Im Kalten Krieg dockt der Seuchenhorror an den Red Scare der McCarthy-Ära an, wenn Sporen aus dem All die Bewohner einer kalifornischen Kleinstadt in emotionslose Duplikate verwandeln (Don Siegels „Invasion of the Bodysnatchers“ von 1956). Zwei Jahrzehnte später werden die Zombies, die nun als multiplizierte prollige Mutanten des einsam-aristokratischen Untoten aus Transsilvanien in George A. Romeros „Dawn of the Dead“ durch menschenleere Shoppingmalls wanken, auch Träger einer linken Kritik an der kapitalistischen Konsumkultur.
Am Ende fliegen die schwangere Francine und Peter Washington, Angehöriger eines SWAT-Teams, in einem Hubschrauber mit fast leerem Tank einer sehr ungewissen Zukunft entgegen.
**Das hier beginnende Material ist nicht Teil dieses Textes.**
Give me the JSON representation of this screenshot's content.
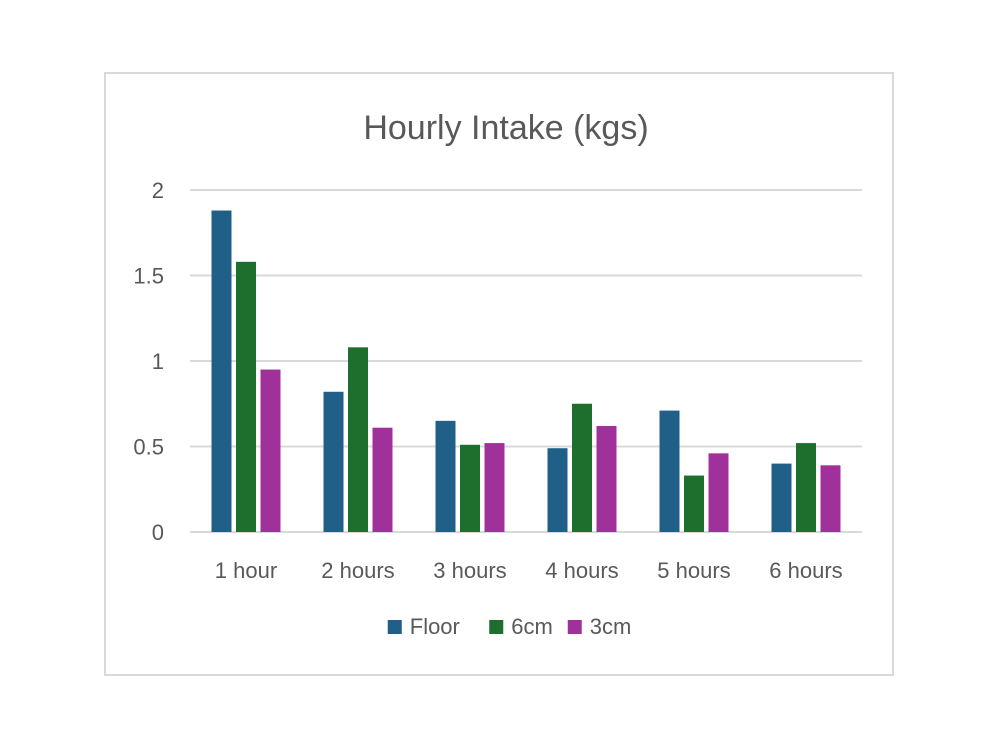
{
  "chart_data": {
    "type": "bar",
    "title": "Hourly Intake (kgs)",
    "xlabel": "",
    "ylabel": "",
    "categories": [
      "1 hour",
      "2 hours",
      "3 hours",
      "4 hours",
      "5 hours",
      "6 hours"
    ],
    "series": [
      {
        "name": "Floor",
        "color": "#1f5f88",
        "values": [
          1.88,
          0.82,
          0.65,
          0.49,
          0.71,
          0.4
        ]
      },
      {
        "name": "6cm",
        "color": "#1e6e2e",
        "values": [
          1.58,
          1.08,
          0.51,
          0.75,
          0.33,
          0.52
        ]
      },
      {
        "name": "3cm",
        "color": "#a0309a",
        "values": [
          0.95,
          0.61,
          0.52,
          0.62,
          0.46,
          0.39
        ]
      }
    ],
    "ylim": [
      0,
      2
    ],
    "yticks": [
      0,
      0.5,
      1,
      1.5,
      2
    ],
    "ytick_labels": [
      "0",
      "0.5",
      "1",
      "1.5",
      "2"
    ],
    "grid": true,
    "legend_position": "bottom"
  }
}
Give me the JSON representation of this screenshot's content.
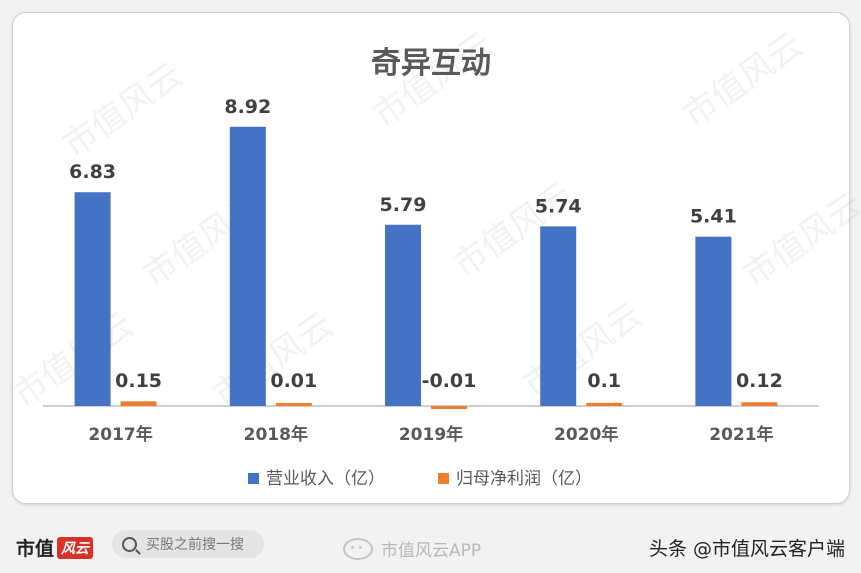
{
  "chart_data": {
    "type": "bar",
    "title": "奇异互动",
    "categories": [
      "2017年",
      "2018年",
      "2019年",
      "2020年",
      "2021年"
    ],
    "series": [
      {
        "name": "营业收入（亿）",
        "values": [
          6.83,
          8.92,
          5.79,
          5.74,
          5.41
        ],
        "labels": [
          "6.83",
          "8.92",
          "5.79",
          "5.74",
          "5.41"
        ],
        "color": "#4472c4"
      },
      {
        "name": "归母净利润（亿）",
        "values": [
          0.15,
          0.01,
          -0.01,
          0.1,
          0.12
        ],
        "labels": [
          "0.15",
          "0.01",
          "-0.01",
          "0.1",
          "0.12"
        ],
        "color": "#ed7d31"
      }
    ],
    "ylim": [
      0,
      10
    ],
    "grid": false,
    "legend_position": "bottom"
  },
  "watermark": "市值风云",
  "footer": {
    "brand": "市值",
    "brand_mark": "风云",
    "search_placeholder": "买股之前搜一搜",
    "wechat_label": "市值风云APP",
    "account": "头条 @市值风云客户端"
  }
}
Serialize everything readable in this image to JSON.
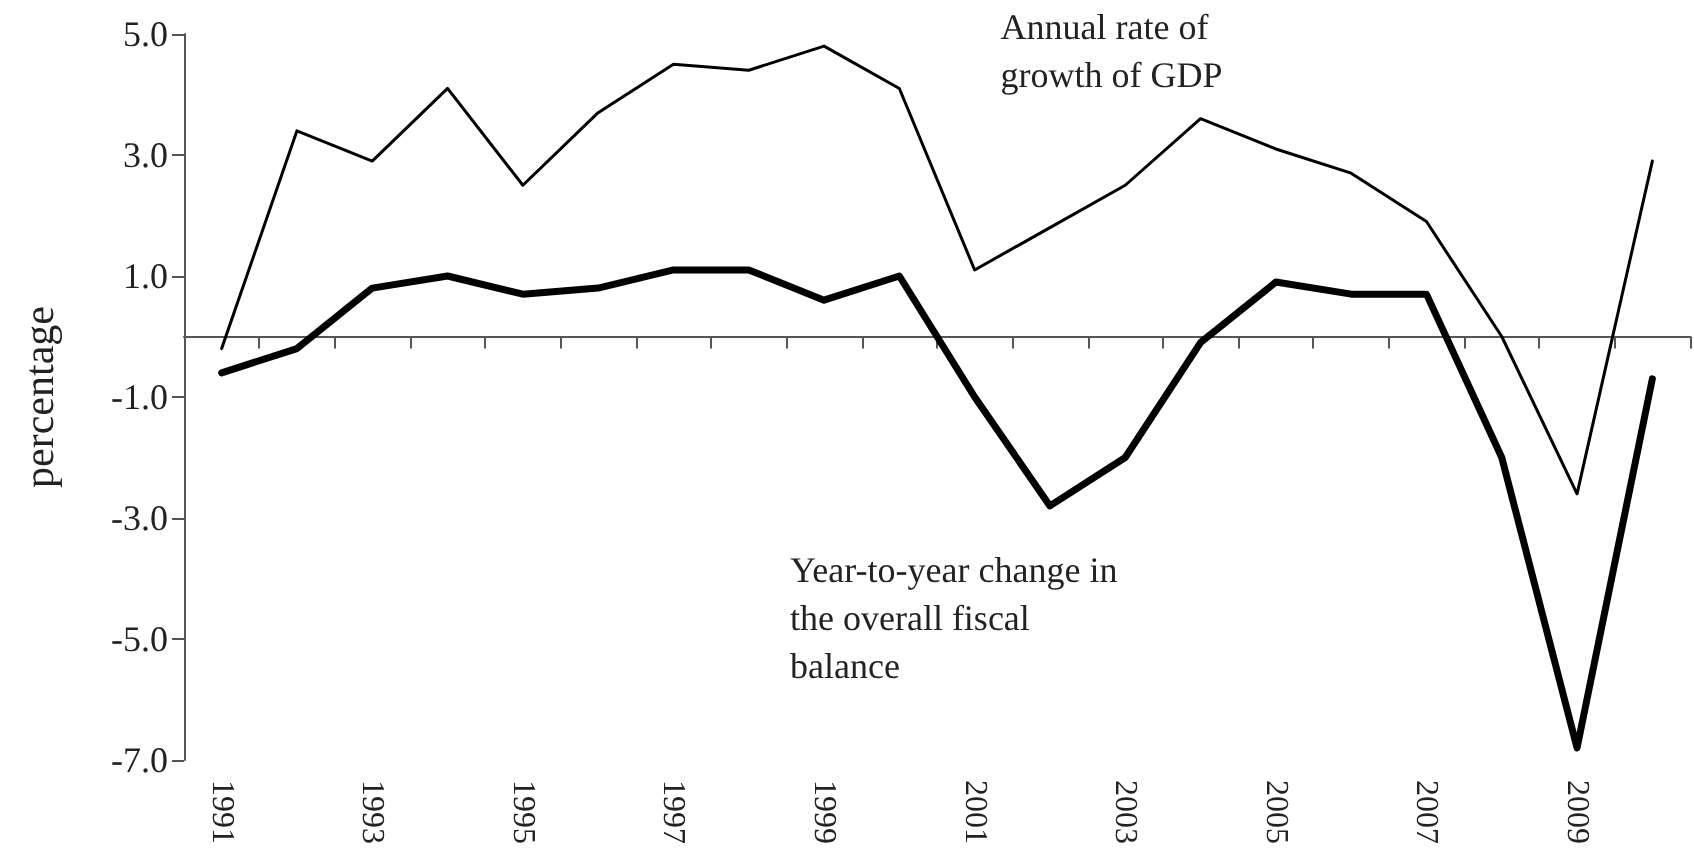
{
  "chart_data": {
    "type": "line",
    "ylabel": "percentage",
    "categories": [
      "1991",
      null,
      "1993",
      null,
      "1995",
      null,
      "1997",
      null,
      "1999",
      null,
      "2001",
      null,
      "2003",
      null,
      "2005",
      null,
      "2007",
      null,
      "2009",
      null
    ],
    "series": [
      {
        "name": "Annual rate of growth of GDP",
        "color": "#000000",
        "values": [
          -0.2,
          3.4,
          2.9,
          4.1,
          2.5,
          3.7,
          4.5,
          4.4,
          4.8,
          4.1,
          1.1,
          1.8,
          2.5,
          3.6,
          3.1,
          2.7,
          1.9,
          0.0,
          -2.6,
          2.9
        ]
      },
      {
        "name": "Year-to-year change in the overall fiscal balance",
        "color": "#000000",
        "values": [
          -0.6,
          -0.2,
          0.8,
          1.0,
          0.7,
          0.8,
          1.1,
          1.1,
          0.6,
          1.0,
          -1.0,
          -2.8,
          -2.0,
          -0.1,
          0.9,
          0.7,
          0.7,
          -2.0,
          -6.8,
          -0.7
        ]
      }
    ],
    "ylim": [
      -7,
      5
    ],
    "yticks": [
      {
        "value": -7,
        "label": "-7.0"
      },
      {
        "value": -5,
        "label": "-5.0"
      },
      {
        "value": -3,
        "label": "-3.0"
      },
      {
        "value": -1,
        "label": "-1.0"
      },
      {
        "value": 1,
        "label": "1.0"
      },
      {
        "value": 3,
        "label": "3.0"
      },
      {
        "value": 5,
        "label": "5.0"
      }
    ],
    "grid": false,
    "legend": false,
    "marker": "none",
    "line_style": "solid"
  }
}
Und Bronfen weist auf den interessanten Umstand hin, dass seit den 1970er-Jahren die besonders achtsamen und umsichtigen Figuren in den Pandemiefilmen auffallend oft mit afroamerikanischen Stars besetzt werden: mit Ken Foree in der Rolle des genannten Peter Washington; mit Paula Alma Kelly in „The Andromeda Strain“ (1971); mit Danny Glover in „Blindness“ (2008) und mit Laurence Fishburne in „Contagion“.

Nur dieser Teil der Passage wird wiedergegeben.